Fix fumbled with the flashlight as another shot rang out, sending a sputter of sparks from his toolbox. Fix yelped and dropped the light. It rolled over to one side, slewing a cone of illumination out behind us.

The light spilled over the form of the Tigress, the ghoul assassin, not even bothering to try a human shape now. In her natural form, she was a hunch-shouldered, grey-skinned fiend, something blending the worst features of mankind, hyena, and baboon. Short, wiry red hairs prickled over her whole body. Her legs were stunted and strong, her arms too long, and her hands tipped in spurs of bone that replaced nails. Her hair hung about her head in a soggy, matted lump, and her eyes, furious as she came running forward, glared with malice. Pink and grey scars stood out against her skin, swollen areas where she'd healed all the damage Murphy had inflicted on her the night before. She flew toward us over the ground, running with all four limbs, mouth gaping wide.

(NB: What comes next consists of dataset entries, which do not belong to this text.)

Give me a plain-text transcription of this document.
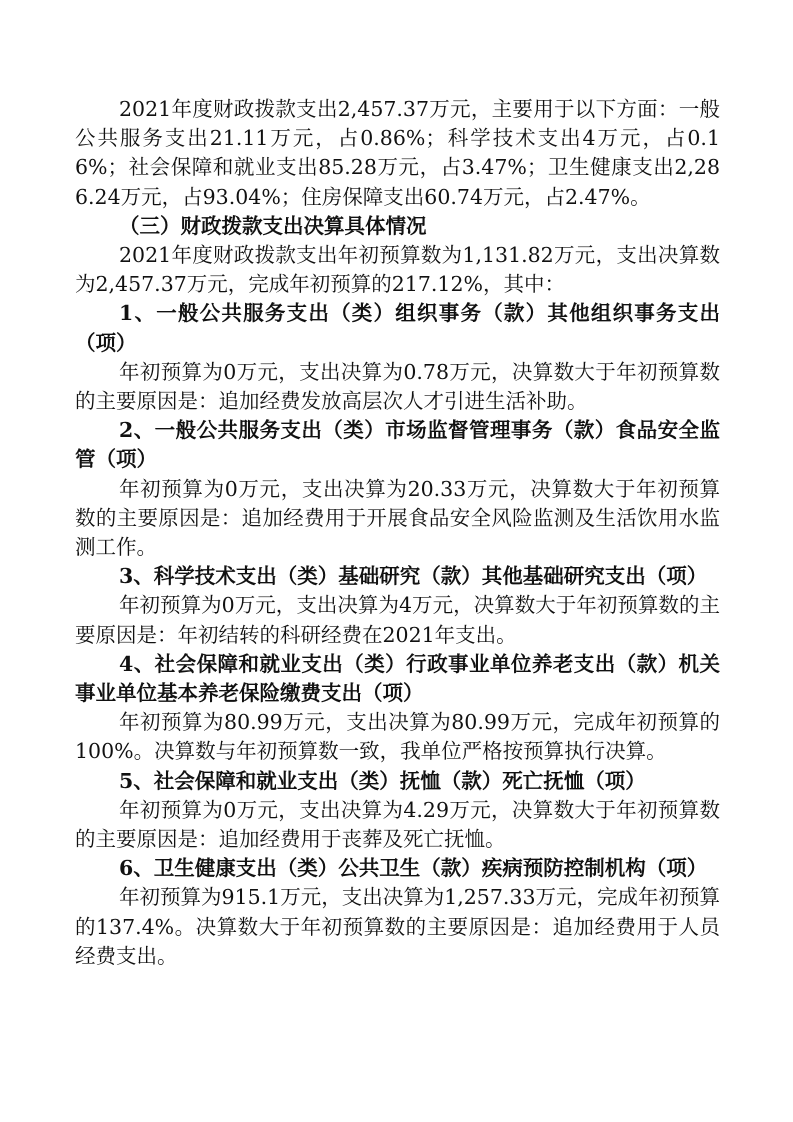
2021年度财政拨款支出2,457.37万元，主要用于以下方面：一般公共服务支出21.11万元，占0.86%；科学技术支出4万元，占0.16%；社会保障和就业支出85.28万元，占3.47%；卫生健康支出2,286.24万元，占93.04%；住房保障支出60.74万元，占2.47%。

（三）财政拨款支出决算具体情况

2021年度财政拨款支出年初预算数为1,131.82万元，支出决算数为2,457.37万元，完成年初预算的217.12%，其中：

1、一般公共服务支出（类）组织事务（款）其他组织事务支出（项）

年初预算为0万元，支出决算为0.78万元，决算数大于年初预算数的主要原因是：追加经费发放高层次人才引进生活补助。

2、一般公共服务支出（类）市场监督管理事务（款）食品安全监管（项）

年初预算为0万元，支出决算为20.33万元，决算数大于年初预算数的主要原因是：追加经费用于开展食品安全风险监测及生活饮用水监测工作。

3、科学技术支出（类）基础研究（款）其他基础研究支出（项）

年初预算为0万元，支出决算为4万元，决算数大于年初预算数的主要原因是：年初结转的科研经费在2021年支出。

4、社会保障和就业支出（类）行政事业单位养老支出（款）机关事业单位基本养老保险缴费支出（项）

年初预算为80.99万元，支出决算为80.99万元，完成年初预算的100%。决算数与年初预算数一致，我单位严格按预算执行决算。

5、社会保障和就业支出（类）抚恤（款）死亡抚恤（项）

年初预算为0万元，支出决算为4.29万元，决算数大于年初预算数的主要原因是：追加经费用于丧葬及死亡抚恤。

6、卫生健康支出（类）公共卫生（款）疾病预防控制机构（项）

年初预算为915.1万元，支出决算为1,257.33万元，完成年初预算的137.4%。决算数大于年初预算数的主要原因是：追加经费用于人员经费支出。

She didn't see the Alphas closing in behind her.

The first wolf, black grease still in half-circles under its eyes, hit her right leg, a quick snapping, jerking motion of its jaws. The ghoul shrieked in surprise and fell, tumbling. She regained her feet quickly and struck out at the wolf who had bloodied her, but the big grey beast rolled aside as a taller, tawnier wolf leapt over him. The second wolf took the ghoul's other leg, bounding away when the ghoul turned on it, while a third wolf darted in at the Tigress's back.

The ghoul screamed and tried to run again. The wolves didn't let her. I watched as another wolf slammed into her, knocking her down. She rolled to her front, but she'd been hamstrung, and her legs were now useless weight. Claws flashed out and drew flecks of blood, but the wolf she'd hit scrambled onto her back, jaws closing in on the back of the ghoul's neck. She let out a last frantic, gurgling scream.